Scrapy Not Returning Additonal Info from Scraped Link in Item via Request Callback
- by zoonosis
Basically the code below scrapes the first 5 items of a table. One of the fields is another href and clicking on that href provides more info which I want to collect and add to the original item. So parse is supposed to pass the semi populated item to parse_next_page which then scrapes the next bit and should return the completed item back to parse
Running the code below only returns the info collected in parse
If I change the return items to return request I get a completed item with all 3 "things" but I only get 1 of the rows, not all 5.
Im sure its something simple, I just can't see it.
class ThingSpider(BaseSpider):
name = "thing"
allowed_domains = ["somepage.com"]
start_urls = [
"http://www.somepage.com"
]
def parse(self, response):
hxs = HtmlXPathSelector(response)
items = []
for x in range (1,6):
item = ScrapyItem()
str_selector = '//tr[@name="row{0}"]'.format(x)
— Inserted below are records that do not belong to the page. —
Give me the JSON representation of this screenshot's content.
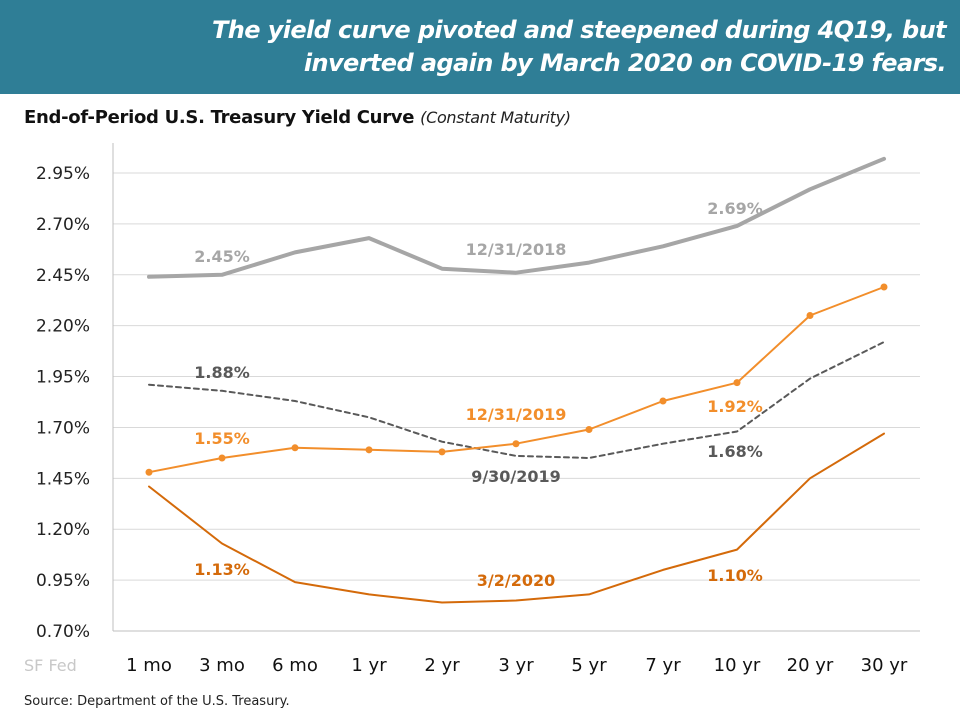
{
  "banner": {
    "line1": "The yield curve pivoted and steepened during 4Q19, but",
    "line2": "inverted again by March 2020 on COVID-19 fears.",
    "background": "#2f7e96"
  },
  "chart_title": "End-of-Period U.S. Treasury Yield Curve",
  "chart_subtitle": "(Constant Maturity)",
  "source": "Source: Department of the U.S. Treasury.",
  "watermark": "SF Fed",
  "chart_data": {
    "type": "line",
    "title": "End-of-Period U.S. Treasury Yield Curve",
    "subtitle": "(Constant Maturity)",
    "categories": [
      "1 mo",
      "3 mo",
      "6 mo",
      "1 yr",
      "2 yr",
      "3 yr",
      "5 yr",
      "7 yr",
      "10 yr",
      "20 yr",
      "30 yr"
    ],
    "ylim": [
      0.7,
      3.05
    ],
    "yticks": [
      0.7,
      0.95,
      1.2,
      1.45,
      1.7,
      1.95,
      2.2,
      2.45,
      2.7,
      2.95
    ],
    "ytick_labels": [
      "0.70%",
      "0.95%",
      "1.20%",
      "1.45%",
      "1.70%",
      "1.95%",
      "2.20%",
      "2.45%",
      "2.70%",
      "2.95%"
    ],
    "grid": "horizontal",
    "series": [
      {
        "name": "12/31/2018",
        "color": "#a6a6a6",
        "style": "solid-thick",
        "values": [
          2.44,
          2.45,
          2.56,
          2.63,
          2.48,
          2.46,
          2.51,
          2.59,
          2.69,
          2.87,
          3.02
        ]
      },
      {
        "name": "9/30/2019",
        "color": "#595959",
        "style": "dashed",
        "values": [
          1.91,
          1.88,
          1.83,
          1.75,
          1.63,
          1.56,
          1.55,
          1.62,
          1.68,
          1.94,
          2.12
        ]
      },
      {
        "name": "12/31/2019",
        "color": "#f28e2b",
        "style": "solid-markers",
        "values": [
          1.48,
          1.55,
          1.6,
          1.59,
          1.58,
          1.62,
          1.69,
          1.83,
          1.92,
          2.25,
          2.39
        ]
      },
      {
        "name": "3/2/2020",
        "color": "#d46a0a",
        "style": "solid",
        "values": [
          1.41,
          1.13,
          0.94,
          0.88,
          0.84,
          0.85,
          0.88,
          1.0,
          1.1,
          1.45,
          1.67
        ]
      }
    ],
    "annotations": [
      {
        "text": "2.45%",
        "series": "12/31/2018",
        "at": "3 mo",
        "color": "#a6a6a6"
      },
      {
        "text": "2.69%",
        "series": "12/31/2018",
        "at": "10 yr",
        "color": "#a6a6a6"
      },
      {
        "text": "12/31/2018",
        "series": "12/31/2018",
        "at": "3 yr",
        "color": "#a6a6a6"
      },
      {
        "text": "1.88%",
        "series": "9/30/2019",
        "at": "3 mo",
        "color": "#595959"
      },
      {
        "text": "1.68%",
        "series": "9/30/2019",
        "at": "10 yr",
        "color": "#595959"
      },
      {
        "text": "9/30/2019",
        "series": "9/30/2019",
        "at": "3 yr",
        "color": "#595959"
      },
      {
        "text": "1.55%",
        "series": "12/31/2019",
        "at": "3 mo",
        "color": "#f28e2b"
      },
      {
        "text": "1.92%",
        "series": "12/31/2019",
        "at": "10 yr",
        "color": "#f28e2b"
      },
      {
        "text": "12/31/2019",
        "series": "12/31/2019",
        "at": "3 yr",
        "color": "#f28e2b"
      },
      {
        "text": "1.13%",
        "series": "3/2/2020",
        "at": "3 mo",
        "color": "#d46a0a"
      },
      {
        "text": "1.10%",
        "series": "3/2/2020",
        "at": "10 yr",
        "color": "#d46a0a"
      },
      {
        "text": "3/2/2020",
        "series": "3/2/2020",
        "at": "3 yr",
        "color": "#d46a0a"
      }
    ]
  }
}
item['thing1'] = hxs.select(str_selector")]/a/text()').extract()
item['thing2'] = hxs.select(str_selector")]/a/@href').extract()
print 'hello'
request = Request("www.nextpage.com", callback=self.parse_next_page,meta={'item':item})
print 'hello2'
request.meta['item'] = item
items.append(item)
return items
def parse_next_page(self, response):
print 'stuff'
hxs = HtmlXPathSelector(response)
item = response.meta['item']
item['thing3'] = hxs.select('//div/ul/li[1]/span[2]/text()').extract()
return item